What can you safely deduct on your taxes? You’re entitled to the larger of the standard deduction or your itemized deduction. If you don’t own a home or aren’t making large charitable contributions, you may be best served by taking the standard deduction. The standard deduction is every taxpayer’s minimum “gift” from the IRS. However, if you don’t qualify for the standard deduction, generally because someone else — like your parent — claims you as a dependent on his or her tax return, you have significant medical or dental expenses, pay interest or real estate taxes on your home, or make large charitable contributions, you can save a substantial amount of money by itemizing your deductions.

Use the following list to determine whether itemizing may benefit you. The more items that apply to you, the more likely itemizing will be a good idea. However, if you pay home mortgage interest, that alone may be enough to warrant itemizing.

  • Mortgage Interest (Use Form 1098 received from lender in January of each year):

    • Do you pay a mortgage on your primary residence?

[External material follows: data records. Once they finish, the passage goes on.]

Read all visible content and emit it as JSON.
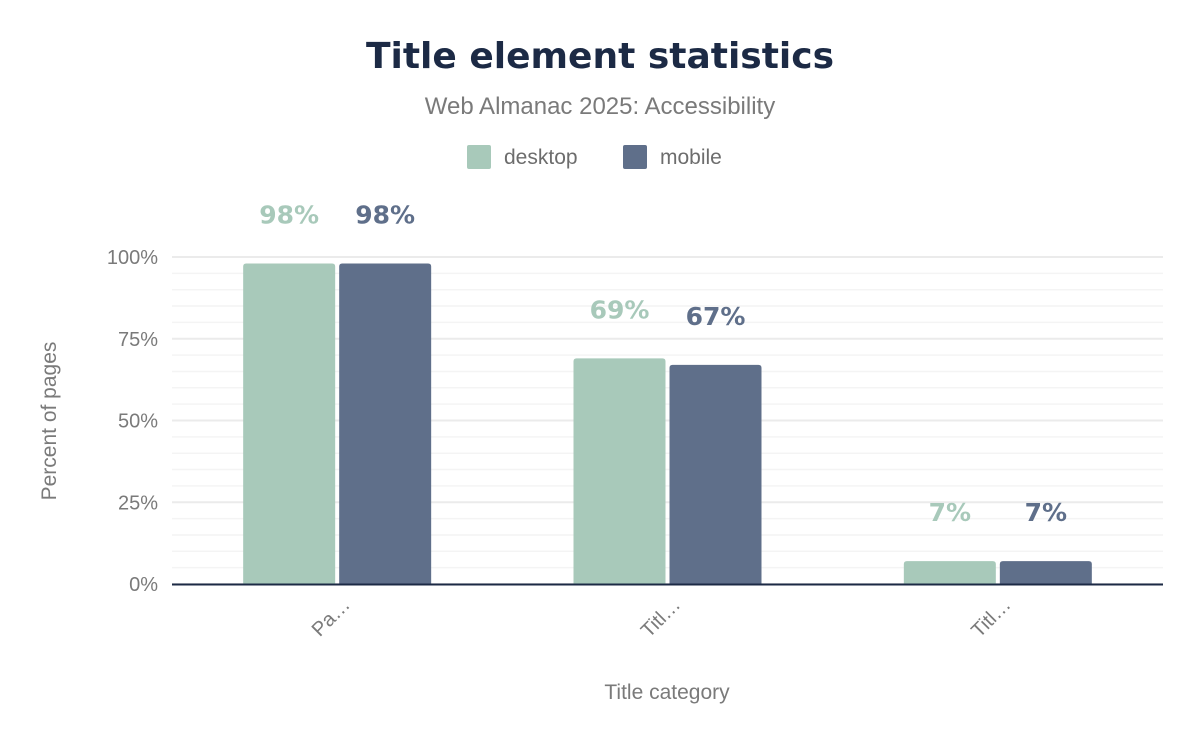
{
  "chart_data": {
    "type": "bar",
    "title": "Title element statistics",
    "subtitle": "Web Almanac 2025: Accessibility",
    "xlabel": "Title category",
    "ylabel": "Percent of pages",
    "categories": [
      "Pa…",
      "Titl…",
      "Titl…"
    ],
    "series": [
      {
        "name": "desktop",
        "color": "#a8c9ba",
        "values": [
          98,
          69,
          7
        ],
        "labels": [
          "98%",
          "69%",
          "7%"
        ]
      },
      {
        "name": "mobile",
        "color": "#5f6f8a",
        "values": [
          98,
          67,
          7
        ],
        "labels": [
          "98%",
          "67%",
          "7%"
        ]
      }
    ],
    "ylim": [
      0,
      100
    ],
    "yticks": [
      0,
      25,
      50,
      75,
      100
    ],
    "ytick_labels": [
      "0%",
      "25%",
      "50%",
      "75%",
      "100%"
    ],
    "grid": true,
    "legend": "top-center"
  }
}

    • Do you pay a second mortgage on your primary residence?

    • Do you have a home equity line of credit?

    • Do you pay a mortgage on second home/vacation home?

    • Do you have any other mortgages?

    • Do you have discount points paid on mortgage?

      Points that you pay when you initially buy your primary residence are deductible in that year. However, if you refinance or the property isn’t your primary residence, points are deducted gradually over the life of the loan.

  • Real Estate and Property Taxes (keep receipt of taxes paid):

    • Did you pay real estate taxes on primary your residence?

    • Did you pay real estate taxes on a secondary residence?

    • Did you pay property taxes paid on personal property?

  • State and Local Income Taxes:

    • Did you make estimated state and local tax payments?

    • Were any state and local tax refunds from prior tax year applied to current year’s liability?

  • Charitable Donations:

    • Did you make any cash donations?

    • Did you donate any property?

  • Medical Expenses (must exceed 7.5 percent of adjusted gross income [AGI] to be deductible):

    • Deductible medical expenses include medical insurance premiums you pay, doctors’ fees, hospital and lab fees, prescription drugs, medical supplies, dental and vision care costs, and supplies.

      Although medical expenses are deductible, you likely won’t get to deduct these expenses because they must exceed 7.5 percent of your AGI to apply.

  • Miscellaneous Tax Deductions (must exceed 2 percent of AGI to be deductible):

    • Did you pay union or professional dues?

    • Did you pay for subscriptions for work-related publications?

    • What was the cost of uniforms or equipment required for employment?

    • What was the cost of continuing education required for employment?

    • Did you pay any IRA custodial fees?

    • Did you pay for a safe deposit box rental?

    • Did you have any investment advisory and tax preparation fees and expenses?

    • Did you pay for books and periodicals you used in managing your investments?

    • Did you pay legal fees for issues involving your job, taxes, or investments?

This isn’t an exhaustive list, but it covers the majority of items that likely apply to you. For more information, or if you’re just having trouble getting to sleep, read IRS Publication 529.

Itemized deductions are limited or phased out if your AGI exceeds $156,400 for single, married filing jointly, and head of household taxpayers ($78,200 for married filing separately). Unfortunately, you can do little if you find that your itemized deductions are limited or phased out because of your income being too high unless you anticipate your earnings dropping significantly next year. If that is highly likely, you’d be best served by postponing any payment of tax-deductible items until next year, if possible, when your deductions won’t be limited.